I am not going to link to the long attack on Emily Gould by Ed Champion, a self-styled literary arts gadfly who swats here and there (sometimes in the film realm as well) to varied effect, but here is a somewhat representative passage, in which Champion recounts an unpleasant personal encounter with Gould:
I told her that I was Publius, figuring that Gould would suss out my reference to the anonymous authors of The Federalist Papers and be on her merry way.
“Publius?” she asked.
“Jack Publius,” I replied.
Gould still didn’t get the hint. My girlfriend picked up the reference immediately.
“It’s Italian,” said my girlfriend.
“Roman origins,” I said.
“Can you spell that?” replied Gould.
I was utterly stunned that someone who wrote for a major media site, someone who had an undergraduate education in the liberal arts, could be this ignorant. I spelled out “Publius” for Gould, pointing out that I was especially concerned whenever people mispronounced and misspelled it.

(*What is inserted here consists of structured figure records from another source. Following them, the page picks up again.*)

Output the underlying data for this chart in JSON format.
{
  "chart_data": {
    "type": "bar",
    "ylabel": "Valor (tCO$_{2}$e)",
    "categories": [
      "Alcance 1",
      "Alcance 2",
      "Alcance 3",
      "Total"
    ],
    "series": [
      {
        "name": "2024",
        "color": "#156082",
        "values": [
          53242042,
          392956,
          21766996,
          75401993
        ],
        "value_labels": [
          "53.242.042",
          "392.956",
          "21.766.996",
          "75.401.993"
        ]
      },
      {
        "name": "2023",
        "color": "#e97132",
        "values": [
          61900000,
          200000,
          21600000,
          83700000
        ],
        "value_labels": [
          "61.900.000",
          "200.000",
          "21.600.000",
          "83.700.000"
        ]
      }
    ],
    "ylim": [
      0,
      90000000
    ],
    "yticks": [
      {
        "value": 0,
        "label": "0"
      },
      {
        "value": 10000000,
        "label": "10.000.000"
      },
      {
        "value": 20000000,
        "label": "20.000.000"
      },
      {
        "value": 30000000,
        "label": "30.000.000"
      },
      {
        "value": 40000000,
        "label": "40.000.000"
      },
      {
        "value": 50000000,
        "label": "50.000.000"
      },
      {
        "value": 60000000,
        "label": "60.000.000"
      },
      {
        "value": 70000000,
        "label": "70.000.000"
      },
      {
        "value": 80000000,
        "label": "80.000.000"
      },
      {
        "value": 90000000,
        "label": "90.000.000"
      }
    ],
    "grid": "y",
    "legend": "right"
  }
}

Various commentators on the Internet, bristling at this long piece, have complained of its sexism, its misogyny, its attempted validation of the hegemony of the patriarchy, and all that is in there, as they say in the Prego ads of old. But the above passage, I think, tells you all you need to know: the smug shittiness of the flaunting of his oh-so-clever “Publius” reference, the commendation of the girlfriend, and then, on a dime, the “who is this NOBODY?” outrage…Champion is not so much against ignorance of Federalist Papers pen names on principle so much as he is against his perceived reality, a reality in which, yes, someone who doesn’t get his surly joke is more of a success in life than he. WHAT IS HAPPENING TO OUR WORLD when Emily Gould gets profiled in the New York Times, is flatteringly photographed by professionals for said profiles, and a bold truth-teller like Ed Champion has to relegate his trenchant insights to his own blog.
So be mad at Ed Champion all you want; he’s entitled to it. But if you can, spare a little compassion for the guy. I’ve been in his shoes, and for all his bluff and bluster, it’s pretty plain that he’s in an awful lot of pain. That’s usually one reason certain folks take to trying to inflict pain on others.